Вечером после трапезы мы сидели во дворе ханаки, вдыхали прохладный воздух ранней весны и вели тихие беседы. Учитель, вопреки обыкновению, развлекал нас историями из жизни странствующих дервишей. Особым вниманием среди учеников пользовались анекдоты о Ходже Насреддине с их скрытым, глубинным смыслом.
— Насреддин не обращал внимания на чистоту своей одежды, — хитро сверкнув глазами, начал очередную притчу Аль-Кубра. — Однажды прохожий, увидев, что у того рубашка заскорузла от грязи, сказал:
— Послушай, ты бы выстирал свою рубашку!
— Но ведь она снова загрязнится, не так ли? — заметил Насреддин.
— А ты снова выстирай!
— Опять запачкается!
— Еще раз выстираешь.
— Помилуй, Аллах! Разве мы пришли на этот свет рубашки стирать?..
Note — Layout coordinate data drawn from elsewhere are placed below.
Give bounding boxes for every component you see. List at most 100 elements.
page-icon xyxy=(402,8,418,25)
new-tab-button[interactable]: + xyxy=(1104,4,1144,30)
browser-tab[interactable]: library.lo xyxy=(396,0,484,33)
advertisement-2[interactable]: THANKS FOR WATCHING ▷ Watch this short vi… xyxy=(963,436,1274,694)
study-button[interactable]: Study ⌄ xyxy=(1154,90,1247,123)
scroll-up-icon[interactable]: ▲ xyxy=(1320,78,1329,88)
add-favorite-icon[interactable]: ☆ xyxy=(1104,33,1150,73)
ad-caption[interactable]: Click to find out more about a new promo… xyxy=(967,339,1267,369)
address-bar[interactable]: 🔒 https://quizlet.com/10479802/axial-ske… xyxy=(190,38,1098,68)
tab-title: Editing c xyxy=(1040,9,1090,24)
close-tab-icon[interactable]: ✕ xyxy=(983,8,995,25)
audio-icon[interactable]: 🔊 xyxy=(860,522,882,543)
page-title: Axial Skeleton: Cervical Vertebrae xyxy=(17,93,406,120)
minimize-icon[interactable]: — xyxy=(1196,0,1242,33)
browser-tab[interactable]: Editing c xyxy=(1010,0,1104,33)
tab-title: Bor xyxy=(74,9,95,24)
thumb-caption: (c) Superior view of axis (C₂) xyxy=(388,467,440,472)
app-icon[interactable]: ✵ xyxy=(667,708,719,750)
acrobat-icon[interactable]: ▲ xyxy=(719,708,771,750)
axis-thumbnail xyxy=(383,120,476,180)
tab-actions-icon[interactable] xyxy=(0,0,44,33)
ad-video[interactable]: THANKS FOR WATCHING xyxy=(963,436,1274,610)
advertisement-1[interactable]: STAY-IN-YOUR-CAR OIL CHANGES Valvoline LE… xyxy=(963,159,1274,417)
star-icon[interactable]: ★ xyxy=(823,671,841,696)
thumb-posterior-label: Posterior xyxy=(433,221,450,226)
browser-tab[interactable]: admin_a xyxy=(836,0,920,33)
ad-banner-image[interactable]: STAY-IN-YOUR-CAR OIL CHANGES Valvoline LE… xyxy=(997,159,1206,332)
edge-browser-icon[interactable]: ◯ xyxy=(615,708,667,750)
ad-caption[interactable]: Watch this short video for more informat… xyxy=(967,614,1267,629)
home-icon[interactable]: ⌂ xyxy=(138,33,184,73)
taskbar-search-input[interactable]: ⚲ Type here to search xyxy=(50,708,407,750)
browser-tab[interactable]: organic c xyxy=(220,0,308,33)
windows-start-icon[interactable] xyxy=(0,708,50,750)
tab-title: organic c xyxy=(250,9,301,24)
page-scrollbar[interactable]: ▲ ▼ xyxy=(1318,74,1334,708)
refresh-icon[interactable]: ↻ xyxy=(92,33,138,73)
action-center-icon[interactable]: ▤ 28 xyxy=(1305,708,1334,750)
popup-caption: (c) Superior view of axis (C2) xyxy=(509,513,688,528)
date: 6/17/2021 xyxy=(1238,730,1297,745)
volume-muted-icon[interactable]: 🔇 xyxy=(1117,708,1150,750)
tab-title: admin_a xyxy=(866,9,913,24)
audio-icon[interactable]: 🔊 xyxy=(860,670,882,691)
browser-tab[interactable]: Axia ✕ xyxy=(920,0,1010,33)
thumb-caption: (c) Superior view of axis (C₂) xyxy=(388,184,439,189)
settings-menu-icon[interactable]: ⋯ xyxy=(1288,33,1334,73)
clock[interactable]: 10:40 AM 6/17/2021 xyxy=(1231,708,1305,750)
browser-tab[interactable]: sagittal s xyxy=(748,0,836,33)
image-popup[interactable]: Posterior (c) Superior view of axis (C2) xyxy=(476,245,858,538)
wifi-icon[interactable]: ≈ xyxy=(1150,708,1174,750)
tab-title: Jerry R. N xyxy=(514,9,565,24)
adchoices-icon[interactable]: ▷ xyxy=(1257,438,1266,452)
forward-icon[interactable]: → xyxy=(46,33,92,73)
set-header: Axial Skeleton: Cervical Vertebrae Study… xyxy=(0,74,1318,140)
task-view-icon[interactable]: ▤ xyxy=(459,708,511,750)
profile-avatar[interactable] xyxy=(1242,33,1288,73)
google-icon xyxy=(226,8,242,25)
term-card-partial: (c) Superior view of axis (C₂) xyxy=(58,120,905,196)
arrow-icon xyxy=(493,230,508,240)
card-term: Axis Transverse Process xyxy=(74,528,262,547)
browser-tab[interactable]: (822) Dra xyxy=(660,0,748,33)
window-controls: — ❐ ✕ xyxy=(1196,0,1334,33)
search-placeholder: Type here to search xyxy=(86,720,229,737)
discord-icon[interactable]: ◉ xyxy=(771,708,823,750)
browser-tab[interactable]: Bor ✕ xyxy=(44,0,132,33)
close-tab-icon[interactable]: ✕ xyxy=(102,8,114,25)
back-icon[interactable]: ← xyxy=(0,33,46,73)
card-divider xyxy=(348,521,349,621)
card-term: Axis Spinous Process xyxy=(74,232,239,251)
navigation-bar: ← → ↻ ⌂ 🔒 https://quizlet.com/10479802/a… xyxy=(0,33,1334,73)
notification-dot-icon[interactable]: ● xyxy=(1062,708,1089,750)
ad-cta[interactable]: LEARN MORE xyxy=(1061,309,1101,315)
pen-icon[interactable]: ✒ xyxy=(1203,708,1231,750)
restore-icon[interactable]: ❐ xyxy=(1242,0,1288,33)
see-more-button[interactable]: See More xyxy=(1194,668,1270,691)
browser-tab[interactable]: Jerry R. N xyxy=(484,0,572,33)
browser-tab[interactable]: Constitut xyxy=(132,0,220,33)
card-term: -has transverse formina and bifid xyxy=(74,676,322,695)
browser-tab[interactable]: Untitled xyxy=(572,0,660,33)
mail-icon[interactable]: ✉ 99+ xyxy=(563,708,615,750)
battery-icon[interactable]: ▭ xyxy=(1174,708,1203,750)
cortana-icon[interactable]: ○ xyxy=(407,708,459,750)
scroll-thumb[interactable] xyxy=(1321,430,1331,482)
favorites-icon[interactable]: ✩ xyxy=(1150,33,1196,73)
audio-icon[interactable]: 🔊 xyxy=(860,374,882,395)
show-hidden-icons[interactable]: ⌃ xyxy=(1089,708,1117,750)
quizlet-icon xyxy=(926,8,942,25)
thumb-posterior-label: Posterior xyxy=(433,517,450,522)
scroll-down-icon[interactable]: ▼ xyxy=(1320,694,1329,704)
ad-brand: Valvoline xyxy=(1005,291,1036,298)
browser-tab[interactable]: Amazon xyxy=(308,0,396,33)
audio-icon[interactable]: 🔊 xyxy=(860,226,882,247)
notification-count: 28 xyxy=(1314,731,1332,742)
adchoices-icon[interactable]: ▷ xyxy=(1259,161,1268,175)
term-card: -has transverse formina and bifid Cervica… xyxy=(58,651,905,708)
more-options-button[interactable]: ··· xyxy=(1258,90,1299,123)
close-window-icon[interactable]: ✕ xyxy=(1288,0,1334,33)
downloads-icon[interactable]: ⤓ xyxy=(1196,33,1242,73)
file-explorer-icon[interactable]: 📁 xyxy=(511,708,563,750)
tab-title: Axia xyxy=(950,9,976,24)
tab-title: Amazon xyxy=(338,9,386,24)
Мы невольно рассмеялись, а я толкнул в бок юного Масиха, кивком указав на коричневое пятно от соуса, красовавшееся на его рубахе. Тот отмахнулся и неожиданно для всех обратился к муршиду:
— Учитель, а мы победим монголов?
Враз умолкли смешки, стихли разговоры и множество пар глаз, затаив дыхание, остановилось на Аль-Кубре. Муршид сделал вид, что ничего не заметил, поманил к себе Масиха и, когда тот почтительно опустился рядом, приобнял за плечи.
— Победа — она не где-то снаружи, она вот здесь, — Аль-Кубра ткнул пальцем в грудь мальца, — в твоем сердце. Если в нем живет Аллах — ты уже победитель.
— А как же монголы? — Масих скорчил недоуменную рожу.
— Если тебя волнуют монголы — в твоем сердце нет Аллаха, — укоризненно произнес муршид. — На твоем месте я бы озаботился этим.
— Пойду делать зикр, — надул губы мальчонка, явно недовольный заключением учителя.
— И чтобы ни одной посторонней мысли! — сурово добавил Аль-Кубра и легонько подтолкнул Масиха в сторону покоев.